The above is easiest for small files, but you can also operate more efficiently directly on files, without reading the file contents into memory.

from frontmatter_format import fmf_strip_frontmatter, fmf_insert_frontmatter, fmf_read_frontmatter, fmf_read_frontmatter_raw

# Strip and discard the metadata from a file:
fmf_strip_frontmatter("example.md")

# Insert the metadata at the top of an existing file:
new_metadata = {"title": "New Title", "author": "New Author"}
fmf_insert_frontmatter("example.md", new_metadata, fm_style=FmStyle.yaml)

# Read the raw frontmatter metadata and get the offset for the rest of the content:
metadata, offset = fmf_read_frontmatter("example.md")
print(metadata)  # {'title': 'Test Title', 'author': 'Test Author'}
print(offset)  # The byte offset where the content starts
raw_metadata, offset = fmf_read_frontmatter_raw("example.md")
print(raw_metadata)  # 'title: Test Title\nauthor: Test Author\n'

FAQ

  • Hasn't this been done before? Possibly, but as far as I can tell, not in a systematic way for multiple file formats. I needed this myself, and think we'd all be better off if more tools used YAML metadata consistently, so I've released the format and implementation here.

  • Is this mature? This is the first draft of this format. But I've been using this on my own projects for a couple months. The flexibity of just having metadata on all your text files has been great for workflows, pipelines, etc.

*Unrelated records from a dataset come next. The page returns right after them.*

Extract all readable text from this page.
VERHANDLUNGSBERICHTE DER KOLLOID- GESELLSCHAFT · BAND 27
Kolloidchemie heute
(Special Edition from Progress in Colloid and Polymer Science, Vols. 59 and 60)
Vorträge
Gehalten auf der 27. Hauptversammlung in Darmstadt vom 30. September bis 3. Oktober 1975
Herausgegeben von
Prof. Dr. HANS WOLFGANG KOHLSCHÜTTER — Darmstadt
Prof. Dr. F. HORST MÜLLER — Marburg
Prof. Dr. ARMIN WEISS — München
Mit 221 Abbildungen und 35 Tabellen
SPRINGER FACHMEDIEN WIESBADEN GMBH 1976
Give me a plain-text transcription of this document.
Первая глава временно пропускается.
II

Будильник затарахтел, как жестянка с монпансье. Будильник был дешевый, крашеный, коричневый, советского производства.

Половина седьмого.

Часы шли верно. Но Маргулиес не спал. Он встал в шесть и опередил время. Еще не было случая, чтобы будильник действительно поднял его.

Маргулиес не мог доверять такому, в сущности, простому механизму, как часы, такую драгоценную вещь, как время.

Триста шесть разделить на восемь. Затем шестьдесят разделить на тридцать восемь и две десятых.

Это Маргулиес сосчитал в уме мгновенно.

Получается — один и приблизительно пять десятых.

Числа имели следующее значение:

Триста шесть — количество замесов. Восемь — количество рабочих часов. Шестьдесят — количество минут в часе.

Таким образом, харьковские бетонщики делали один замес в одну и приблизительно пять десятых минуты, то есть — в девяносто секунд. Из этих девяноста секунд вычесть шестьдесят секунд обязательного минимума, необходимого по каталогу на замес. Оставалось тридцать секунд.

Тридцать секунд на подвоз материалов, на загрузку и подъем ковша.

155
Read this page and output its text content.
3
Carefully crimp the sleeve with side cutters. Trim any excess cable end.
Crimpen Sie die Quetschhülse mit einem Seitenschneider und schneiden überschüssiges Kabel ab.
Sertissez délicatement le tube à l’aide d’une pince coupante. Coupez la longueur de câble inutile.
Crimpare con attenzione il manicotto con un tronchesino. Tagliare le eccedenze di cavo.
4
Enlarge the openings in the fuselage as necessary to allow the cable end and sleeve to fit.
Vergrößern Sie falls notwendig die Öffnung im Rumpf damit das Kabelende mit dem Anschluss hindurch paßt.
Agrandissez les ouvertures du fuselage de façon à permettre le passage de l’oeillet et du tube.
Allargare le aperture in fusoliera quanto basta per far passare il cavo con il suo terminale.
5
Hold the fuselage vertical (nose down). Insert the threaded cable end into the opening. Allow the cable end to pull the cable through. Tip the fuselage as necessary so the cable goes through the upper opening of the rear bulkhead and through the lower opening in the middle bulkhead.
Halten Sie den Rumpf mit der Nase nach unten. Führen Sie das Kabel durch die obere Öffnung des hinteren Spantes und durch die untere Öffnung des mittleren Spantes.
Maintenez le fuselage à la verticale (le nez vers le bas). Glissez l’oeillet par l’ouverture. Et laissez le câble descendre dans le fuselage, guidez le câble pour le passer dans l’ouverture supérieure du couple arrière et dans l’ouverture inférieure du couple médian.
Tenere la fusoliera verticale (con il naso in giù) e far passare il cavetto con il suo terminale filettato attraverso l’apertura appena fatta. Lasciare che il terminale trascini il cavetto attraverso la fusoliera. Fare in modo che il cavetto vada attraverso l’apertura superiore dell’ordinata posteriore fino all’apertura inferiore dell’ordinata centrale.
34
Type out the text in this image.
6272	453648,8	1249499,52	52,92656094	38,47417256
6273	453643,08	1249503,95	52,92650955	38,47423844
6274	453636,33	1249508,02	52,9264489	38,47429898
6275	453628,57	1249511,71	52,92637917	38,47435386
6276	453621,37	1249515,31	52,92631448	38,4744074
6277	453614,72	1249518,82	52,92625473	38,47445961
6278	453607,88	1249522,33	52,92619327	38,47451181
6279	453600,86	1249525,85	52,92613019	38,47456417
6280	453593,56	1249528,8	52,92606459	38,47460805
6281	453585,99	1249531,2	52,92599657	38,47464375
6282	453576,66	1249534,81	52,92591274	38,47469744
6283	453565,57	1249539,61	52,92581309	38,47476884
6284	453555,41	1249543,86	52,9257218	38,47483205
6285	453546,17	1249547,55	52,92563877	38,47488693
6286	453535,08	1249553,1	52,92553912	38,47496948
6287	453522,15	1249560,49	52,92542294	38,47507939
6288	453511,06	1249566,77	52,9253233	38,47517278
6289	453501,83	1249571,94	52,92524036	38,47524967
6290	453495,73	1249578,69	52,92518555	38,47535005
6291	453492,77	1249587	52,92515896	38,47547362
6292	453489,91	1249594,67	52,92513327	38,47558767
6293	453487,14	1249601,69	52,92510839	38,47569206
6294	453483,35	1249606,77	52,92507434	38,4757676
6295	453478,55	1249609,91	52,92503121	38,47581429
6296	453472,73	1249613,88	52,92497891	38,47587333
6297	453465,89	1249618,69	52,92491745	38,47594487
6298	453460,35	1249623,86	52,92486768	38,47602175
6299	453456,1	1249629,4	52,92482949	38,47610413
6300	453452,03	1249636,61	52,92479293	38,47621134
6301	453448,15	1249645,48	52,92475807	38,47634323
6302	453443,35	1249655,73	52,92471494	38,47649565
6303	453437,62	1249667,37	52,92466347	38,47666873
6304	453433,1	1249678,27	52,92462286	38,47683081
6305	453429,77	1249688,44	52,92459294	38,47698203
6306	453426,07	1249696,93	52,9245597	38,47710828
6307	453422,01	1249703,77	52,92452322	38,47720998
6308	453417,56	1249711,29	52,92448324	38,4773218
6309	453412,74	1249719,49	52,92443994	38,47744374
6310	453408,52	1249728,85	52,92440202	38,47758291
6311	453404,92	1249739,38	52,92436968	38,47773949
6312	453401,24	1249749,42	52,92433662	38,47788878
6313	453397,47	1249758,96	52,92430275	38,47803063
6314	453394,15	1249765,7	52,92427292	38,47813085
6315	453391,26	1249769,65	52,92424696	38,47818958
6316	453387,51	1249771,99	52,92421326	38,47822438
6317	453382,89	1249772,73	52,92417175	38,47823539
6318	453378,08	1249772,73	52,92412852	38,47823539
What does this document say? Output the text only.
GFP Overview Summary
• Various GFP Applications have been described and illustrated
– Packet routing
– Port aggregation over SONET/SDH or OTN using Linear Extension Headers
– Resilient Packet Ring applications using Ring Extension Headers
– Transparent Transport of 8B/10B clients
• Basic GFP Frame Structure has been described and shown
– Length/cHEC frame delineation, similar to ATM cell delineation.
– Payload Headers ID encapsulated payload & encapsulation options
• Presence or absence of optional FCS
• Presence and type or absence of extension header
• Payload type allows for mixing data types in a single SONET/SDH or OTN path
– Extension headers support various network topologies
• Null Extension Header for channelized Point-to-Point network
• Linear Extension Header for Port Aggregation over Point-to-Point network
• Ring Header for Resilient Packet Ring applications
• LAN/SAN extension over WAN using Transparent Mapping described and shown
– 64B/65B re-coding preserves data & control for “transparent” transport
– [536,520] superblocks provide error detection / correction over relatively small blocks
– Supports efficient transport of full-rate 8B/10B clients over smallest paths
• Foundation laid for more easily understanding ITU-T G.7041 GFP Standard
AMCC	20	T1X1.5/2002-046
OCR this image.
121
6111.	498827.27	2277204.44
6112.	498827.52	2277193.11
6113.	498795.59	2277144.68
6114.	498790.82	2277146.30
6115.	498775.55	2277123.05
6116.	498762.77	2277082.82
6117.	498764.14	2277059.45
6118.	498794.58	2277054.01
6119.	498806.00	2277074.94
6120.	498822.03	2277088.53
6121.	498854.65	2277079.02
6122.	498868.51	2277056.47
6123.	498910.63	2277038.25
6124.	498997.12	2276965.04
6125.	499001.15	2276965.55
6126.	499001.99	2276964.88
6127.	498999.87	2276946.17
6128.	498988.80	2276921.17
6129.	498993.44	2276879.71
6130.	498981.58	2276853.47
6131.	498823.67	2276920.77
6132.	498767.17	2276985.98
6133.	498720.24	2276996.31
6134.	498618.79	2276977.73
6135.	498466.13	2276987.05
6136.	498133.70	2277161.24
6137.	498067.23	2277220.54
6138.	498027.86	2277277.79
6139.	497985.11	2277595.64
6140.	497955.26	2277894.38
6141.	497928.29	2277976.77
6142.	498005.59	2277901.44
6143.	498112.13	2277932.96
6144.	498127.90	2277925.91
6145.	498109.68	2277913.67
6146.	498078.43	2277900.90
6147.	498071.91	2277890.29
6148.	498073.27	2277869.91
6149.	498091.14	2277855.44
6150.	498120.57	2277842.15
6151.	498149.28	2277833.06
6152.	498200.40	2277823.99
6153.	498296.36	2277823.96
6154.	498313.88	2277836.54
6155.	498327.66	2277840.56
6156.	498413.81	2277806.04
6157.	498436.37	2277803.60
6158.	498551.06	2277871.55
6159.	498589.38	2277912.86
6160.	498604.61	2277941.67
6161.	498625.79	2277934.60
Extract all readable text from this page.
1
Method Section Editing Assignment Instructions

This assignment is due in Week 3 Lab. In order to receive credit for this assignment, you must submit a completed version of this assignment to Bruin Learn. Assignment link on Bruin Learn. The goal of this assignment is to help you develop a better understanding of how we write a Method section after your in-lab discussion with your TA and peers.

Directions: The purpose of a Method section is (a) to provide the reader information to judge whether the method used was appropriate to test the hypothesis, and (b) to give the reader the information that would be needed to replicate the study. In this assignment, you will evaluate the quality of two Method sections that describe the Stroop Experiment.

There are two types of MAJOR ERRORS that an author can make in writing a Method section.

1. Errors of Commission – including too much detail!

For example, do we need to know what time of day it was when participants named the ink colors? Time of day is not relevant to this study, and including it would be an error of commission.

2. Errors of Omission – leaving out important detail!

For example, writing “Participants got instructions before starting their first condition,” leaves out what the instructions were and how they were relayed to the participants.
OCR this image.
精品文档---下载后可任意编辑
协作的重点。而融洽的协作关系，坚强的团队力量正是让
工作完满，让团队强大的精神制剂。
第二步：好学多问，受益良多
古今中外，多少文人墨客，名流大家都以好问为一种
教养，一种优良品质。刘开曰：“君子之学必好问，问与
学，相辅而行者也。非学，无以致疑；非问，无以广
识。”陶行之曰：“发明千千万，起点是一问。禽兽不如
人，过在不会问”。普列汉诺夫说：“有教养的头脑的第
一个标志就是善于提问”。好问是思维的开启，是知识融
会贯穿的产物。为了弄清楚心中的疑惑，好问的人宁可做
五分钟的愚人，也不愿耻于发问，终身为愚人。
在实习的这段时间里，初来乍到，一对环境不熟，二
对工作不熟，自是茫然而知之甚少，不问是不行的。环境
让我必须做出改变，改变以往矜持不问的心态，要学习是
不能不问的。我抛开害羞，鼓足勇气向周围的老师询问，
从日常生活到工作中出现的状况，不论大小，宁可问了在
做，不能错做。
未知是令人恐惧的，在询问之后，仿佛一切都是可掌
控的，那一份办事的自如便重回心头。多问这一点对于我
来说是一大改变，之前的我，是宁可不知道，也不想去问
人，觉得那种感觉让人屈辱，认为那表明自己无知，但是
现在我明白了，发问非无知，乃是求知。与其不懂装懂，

  • When should we use it? All the time if you can! It's especially important for command-line tools, AI agents, LLM workflows, since you often want to store extra metadata is a consistent way on text inputs of various formats like Markdown, HTML, CSS, and Python.

  • Does this specify the format of the YAML itself? No. This is simply a format for attaching metadata. What metadata you attach is up to your use case. Standardizing headings like title, author, description, let alone other more application-specific information is beyond the scope of this frontmatter format.

  • Can this work with Pydantic? Yes, definitely. In fact, I think it's probably a good practice to define self-identifiable Pydantic (or Zod) schemas for all your metadata, and then just serialize and deserialize them to frontmatter everywhere.

  • Isn't this the same as what some CMSs use, Markdown files and YAML at the top? Yes! But this generalizes that format, and removes the direct tie-in to Markdown or any CMS. This can work with any tool. For HTML and code, it works basically with no changes at all since the frontmatter is considered a comment.

  • Can this work with binary files? No reason why not, if it makes sense for you! You can use fmf_insert_frontmatter() to add metadata of any style to any file. Whether this works for your application depends on the file format.

  • Does this work for CSV files? Sort of. Some tools do properly honor hash style comments when parsing CSV files. A few do not. Our recommendation is go ahead and use it, and find ways to strip the metadata at the last minute if you really can't get a tool to work with the metadata.

  • Does this also work for YAML files? Yes! It's fine to have YAML metadata on YAML metadata. There are just two nuances.

    Firstly, watch out for duplicate --- separators, if you insert frontmatter in front of a file that already has it.

    Secondly, it's up to you to use the YAML itself to distinguish whether a file has frontmatter or is just a plain YAML file. Both of these can be avoided if you use plain YAML with --- separators only when using frontmatter format.